Masterdebation

Saturday, January 21, 2006

Wayward the Whale and other stories...

First off, just a kind thought and a word of hope for family of the miners trapped in West Virginia. My thoughts go out to you all...

Okay. Down to business.

Over on FoxNews.com and CNN.com the leading story isn't Pakistan's President Musharraf telling a U.S. official that we've used up our Violate Pakistan's Sovereignty Free card, and that we're not allowed to do it again (although he assured another U.S. government official that his country still pledges unwavering support for our wars on terrorism (read: our wars on other nations that really, really, annoy us beacause they're not us and since they're weaker than us can't stop us anyway and if Pakistan doesn't pledge support they're next...).

It isn't that 200 hundred people were arrested in pro-Democracy protests in Nepal (it's a wonder that we haven't yet invaded Nepal to spread the jelly of democracy over the dry bread of this small southasian country. I said yet, right?). It isn't even that the President of another nation passed away today (Kosovo's President Rugova died today at 61 years of age). The leading story on both sites today is...

A whale.

A wayward whale. (CNN.com's choice of headline, sadly enough, not mine. I however will name the whale Wayward. So there.)

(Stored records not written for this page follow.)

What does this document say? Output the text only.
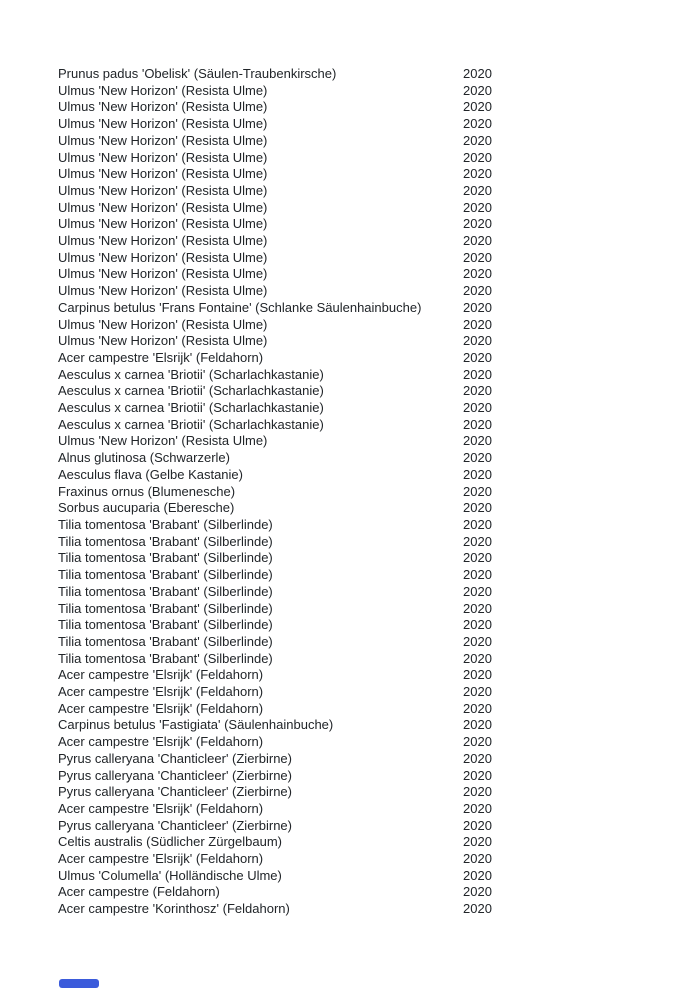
Prunus padus 'Obelisk' (Säulen-Traubenkirsche)	2020
Ulmus 'New Horizon' (Resista Ulme)	2020
Ulmus 'New Horizon' (Resista Ulme)	2020
Ulmus 'New Horizon' (Resista Ulme)	2020
Ulmus 'New Horizon' (Resista Ulme)	2020
Ulmus 'New Horizon' (Resista Ulme)	2020
Ulmus 'New Horizon' (Resista Ulme)	2020
Ulmus 'New Horizon' (Resista Ulme)	2020
Ulmus 'New Horizon' (Resista Ulme)	2020
Ulmus 'New Horizon' (Resista Ulme)	2020
Ulmus 'New Horizon' (Resista Ulme)	2020
Ulmus 'New Horizon' (Resista Ulme)	2020
Ulmus 'New Horizon' (Resista Ulme)	2020
Ulmus 'New Horizon' (Resista Ulme)	2020
Carpinus betulus 'Frans Fontaine' (Schlanke Säulenhainbuche)	2020
Ulmus 'New Horizon' (Resista Ulme)	2020
Ulmus 'New Horizon' (Resista Ulme)	2020
Acer campestre 'Elsrijk' (Feldahorn)	2020
Aesculus x carnea 'Briotii' (Scharlachkastanie)	2020
Aesculus x carnea 'Briotii' (Scharlachkastanie)	2020
Aesculus x carnea 'Briotii' (Scharlachkastanie)	2020
Aesculus x carnea 'Briotii' (Scharlachkastanie)	2020
Ulmus 'New Horizon' (Resista Ulme)	2020
Alnus glutinosa (Schwarzerle)	2020
Aesculus flava (Gelbe Kastanie)	2020
Fraxinus ornus (Blumenesche)	2020
Sorbus aucuparia (Eberesche)	2020
Tilia tomentosa 'Brabant' (Silberlinde)	2020
Tilia tomentosa 'Brabant' (Silberlinde)	2020
Tilia tomentosa 'Brabant' (Silberlinde)	2020
Tilia tomentosa 'Brabant' (Silberlinde)	2020
Tilia tomentosa 'Brabant' (Silberlinde)	2020
Tilia tomentosa 'Brabant' (Silberlinde)	2020
Tilia tomentosa 'Brabant' (Silberlinde)	2020
Tilia tomentosa 'Brabant' (Silberlinde)	2020
Tilia tomentosa 'Brabant' (Silberlinde)	2020
Acer campestre 'Elsrijk' (Feldahorn)	2020
Acer campestre 'Elsrijk' (Feldahorn)	2020
Acer campestre 'Elsrijk' (Feldahorn)	2020
Carpinus betulus 'Fastigiata' (Säulenhainbuche)	2020
Acer campestre 'Elsrijk' (Feldahorn)	2020
Pyrus calleryana 'Chanticleer' (Zierbirne)	2020
Pyrus calleryana 'Chanticleer' (Zierbirne)	2020
Pyrus calleryana 'Chanticleer' (Zierbirne)	2020
Acer campestre 'Elsrijk' (Feldahorn)	2020
Pyrus calleryana 'Chanticleer' (Zierbirne)	2020
Celtis australis (Südlicher Zürgelbaum)	2020
Acer campestre 'Elsrijk' (Feldahorn)	2020
Ulmus 'Columella' (Holländische Ulme)	2020
Acer campestre (Feldahorn)	2020
Acer campestre 'Korinthosz' (Feldahorn)	2020
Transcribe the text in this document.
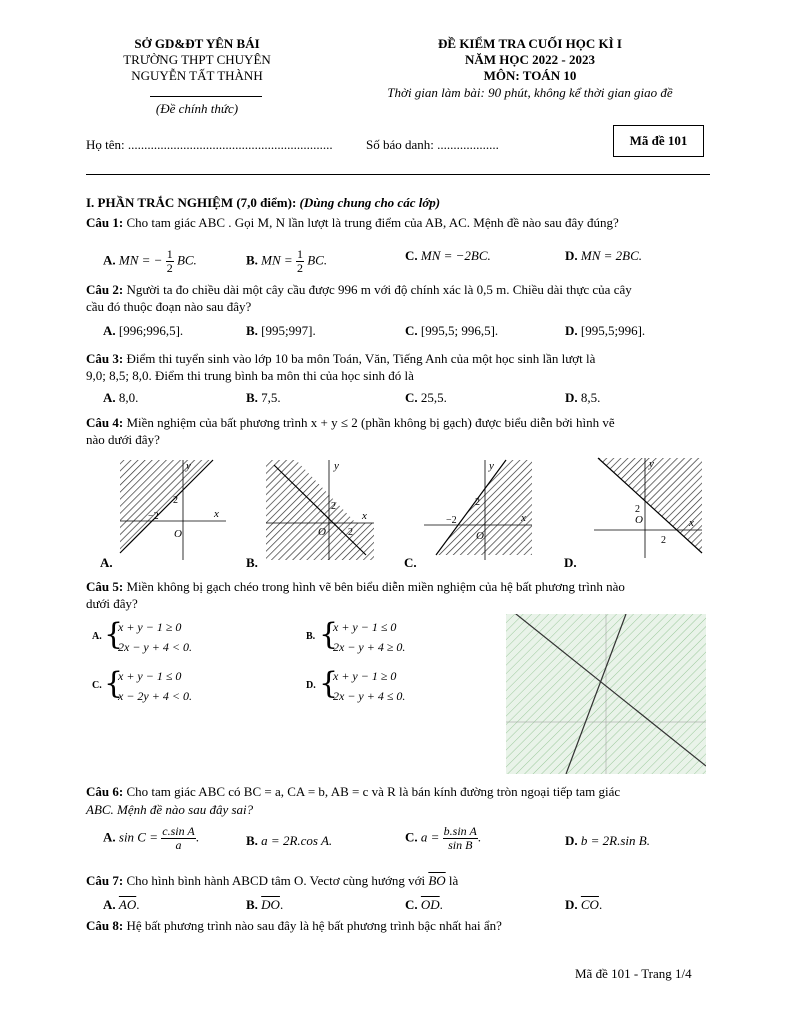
SỞ GD&ĐT YÊN BÁI
TRƯỜNG THPT CHUYÊN
NGUYỄN TẤT THÀNH
(Đề chính thức)
ĐỀ KIỂM TRA CUỐI HỌC KÌ I
NĂM HỌC 2022 - 2023
MÔN: TOÁN 10
Thời gian làm bài: 90 phút, không kể thời gian giao đề
Họ tên: ...............................................................	Số báo danh: ...................	Mã đề 101
I. PHẦN TRẮC NGHIỆM (7,0 điểm): (Dùng chung cho các lớp)
Câu 1: Cho tam giác ABC . Gọi M, N lần lượt là trung điểm của AB, AC. Mệnh đề nào sau đây đúng?
A. MN = − $\frac{1}{2}$ BC.	B. MN = $\frac{1}{2}$ BC.	C. MN = −2BC.	D. MN = 2BC.
Câu 2: Người ta đo chiều dài một cây cầu được 996 m với độ chính xác là 0,5 m. Chiều dài thực của cây
cầu đó thuộc đoạn nào sau đây?
A. [996;996,5].	B. [995;997].	C. [995,5; 996,5].	D. [995,5;996].
Câu 3: Điểm thi tuyển sinh vào lớp 10 ba môn Toán, Văn, Tiếng Anh của một học sinh lần lượt là
9,0; 8,5; 8,0. Điểm thi trung bình ba môn thi của học sinh đó là
A. 8,0.	B. 7,5.	C. 25,5.	D. 8,5.
Câu 4: Miền nghiệm của bất phương trình x + y ≤ 2 (phần không bị gạch) được biểu diễn bởi hình vẽ
nào dưới đây?
y
x
O
2
−2
A.
y
x
O
2
2
B.
y
x
O
2
−2
C.
y
x
O
2
2
D.
Câu 5: Miền không bị gạch chéo trong hình vẽ bên biểu diễn miền nghiệm của hệ bất phương trình nào
dưới đây?
A. {
x + y − 1 ≥ 0
2x − y + 4 < 0.
B. {
x + y − 1 ≤ 0
2x − y + 4 ≥ 0.
C. {
x + y − 1 ≤ 0
x − 2y + 4 < 0.
D. {
x + y − 1 ≥ 0
2x − y + 4 ≤ 0.
Câu 6: Cho tam giác ABC có BC = a, CA = b, AB = c và R là bán kính đường tròn ngoại tiếp tam giác
ABC. Mệnh đề nào sau đây sai?
A. $\sin C = \frac{\text{c.sin A}}{a}$ .	B. a = 2R.cos A.	C. $a = \frac{\text{b.sin A}}{\text{sin B}}$ .	D. b = 2R.sin B.
Câu 7: Cho hình bình hành ABCD tâm O. Vectơ cùng hướng với $\overline{BO}$ là
A. $\overline{AO}$.	B. $\overline{DO}$.	C. $\overline{OD}$.	D. $\overline{CO}$.
Câu 8: Hệ bất phương trình nào sau đây là hệ bất phương trình bậc nhất hai ẩn?
Mã đề 101 - Trang 1/4
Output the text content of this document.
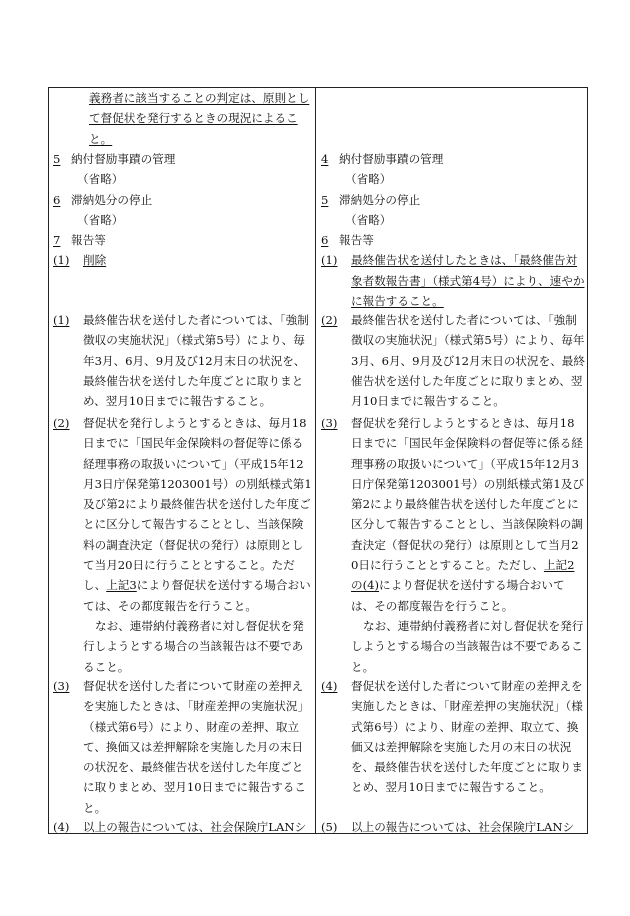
義務者に該当することの判定は、原則として督促状を発行するときの現況によること。

5 納付督励事蹟の管理

（省略）

6 滞納処分の停止

（省略）

7 報告等

(1) 削除

(1) 最終催告状を送付した者については、「強制徴収の実施状況」（様式第5号）により、毎年3月、6月、9月及び12月末日の状況を、最終催告状を送付した年度ごとに取りまとめ、翌月10日までに報告すること。

(2) 督促状を発行しようとするときは、毎月18日までに「国民年金保険料の督促等に係る経理事務の取扱いについて」（平成15年12月3日庁保発第1203001号）の別紙様式第1及び第2により最終催告状を送付した年度ごとに区分して報告することとし、当該保険料の調査決定（督促状の発行）は原則として当月20日に行うこととすること。ただし、上記3により督促状を送付する場合おいては、その都度報告を行うこと。

なお、連帯納付義務者に対し督促状を発行しようとする場合の当該報告は不要であること。

(3) 督促状を送付した者について財産の差押えを実施したときは、「財産差押の実施状況」（様式第6号）により、財産の差押、取立て、換価又は差押解除を実施した月の末日の状況を、最終催告状を送付した年度ごとに取りまとめ、翌月10日までに報告すること。

(4) 以上の報告については、社会保険庁LANシ

4 納付督励事蹟の管理

（省略）

5 滞納処分の停止

（省略）

6 報告等

(1) 最終催告状を送付したときは、「最終催告対象者数報告書」（様式第4号）により、速やかに報告すること。

(2) 最終催告状を送付した者については、「強制徴収の実施状況」（様式第5号）により、毎年3月、6月、9月及び12月末日の状況を、最終催告状を送付した年度ごとに取りまとめ、翌月10日までに報告すること。

(3) 督促状を発行しようとするときは、毎月18日までに「国民年金保険料の督促等に係る経理事務の取扱いについて」（平成15年12月3日庁保発第1203001号）の別紙様式第1及び第2により最終催告状を送付した年度ごとに区分して報告することとし、当該保険料の調査決定（督促状の発行）は原則として当月20日に行うこととすること。ただし、上記2の(4)により督促状を送付する場合おいては、その都度報告を行うこと。

なお、連帯納付義務者に対し督促状を発行しようとする場合の当該報告は不要であること。

(4) 督促状を送付した者について財産の差押えを実施したときは、「財産差押の実施状況」（様式第6号）により、財産の差押、取立て、換価又は差押解除を実施した月の末日の状況を、最終催告状を送付した年度ごとに取りまとめ、翌月10日までに報告すること。

(5) 以上の報告については、社会保険庁LANシ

Yes, this sad behemoth of the sea stole the front page from mad cows, trapped miners, and dead presidents. Sure, I think its sad that the whale is lost and injured, and even sadder that in some way its probably our fault that it got lost in the first place. Doctors in England have run blood tests on Wayward to determine whether the northern bottlenose whale should be euthanized or released into the artic waters.

The homeless guy living beneath the Hamilton bridge in the Bronx should be so lucky.

Friday, January 20, 2006

Hello World!

Hi. Kid Caramel here, just signing on for the first time. A little about me: I'm a teacher, writer (as yet unpublished), and all around nice guy. I wish we lived in a country shaped like a donut so we could avoid the issue of landlocked states that have no contact with diversity and different cultures, and recieve all of their news and information from FOX News Channel. If I had my way actors, athletes, and lawyers wouldn't have the highest salaries on the planet, politicians would be paid teacher's salaries, and teachers would be glorified as the guardians and shapers of the future that they are.

Anyway, that's enough of a rant for now. Like I said earlier, I'm a writer. I write fantasy stories long and short, and (like everyone else seems to be doing these days) I'm working on a novel. I'm about halfway through and running downhill towards the finish line. What have I learned? Well for starters, writing isn't as simple as stringing words together. It's really hard work! The other thing I learned is that just because you read a crappy book and think you can do better than whoever wrote it, it doesn't mean that you actually can. Even pieces of crap take work.

The same thing goes for almost anything in life. Like radio shows, for example. David Lee Roth (DLR) is now doing radio, trying to fill the void created by Howard Stern's departure from Planet Earth Radio and into Satellite Radio. DLR is horrible. Absolutely horrible. Listening to his "show" is like forcing yourself to listen to Rita Cosby's voice. And what's up with that? Somebody get her a lozenge. Or a new throat. Yeah, a throat transplant, like that French lady who got the face transplant and is now using her new mouth to smoke cigarettes! Mon dieu! Idiot! Its a real slap in the face for the brain dead donor who provided the nose cheeks and mouth for that moron.

Is anyone else bugged by the constant media coverage of Jennifer Aniston, Brad Pitt, and Anjelina Jolie? Who cares what they're doing? So what if she's pregnant? Isn't there anything more important that could be aired on a television than "Branjelina" coverage? And Aniston's not even that good an actress. I'd actually rather listen to Rita Cosby rasp on for an hour than hear anything more about those three. Without the lozenge. Yes, that's how serious I am.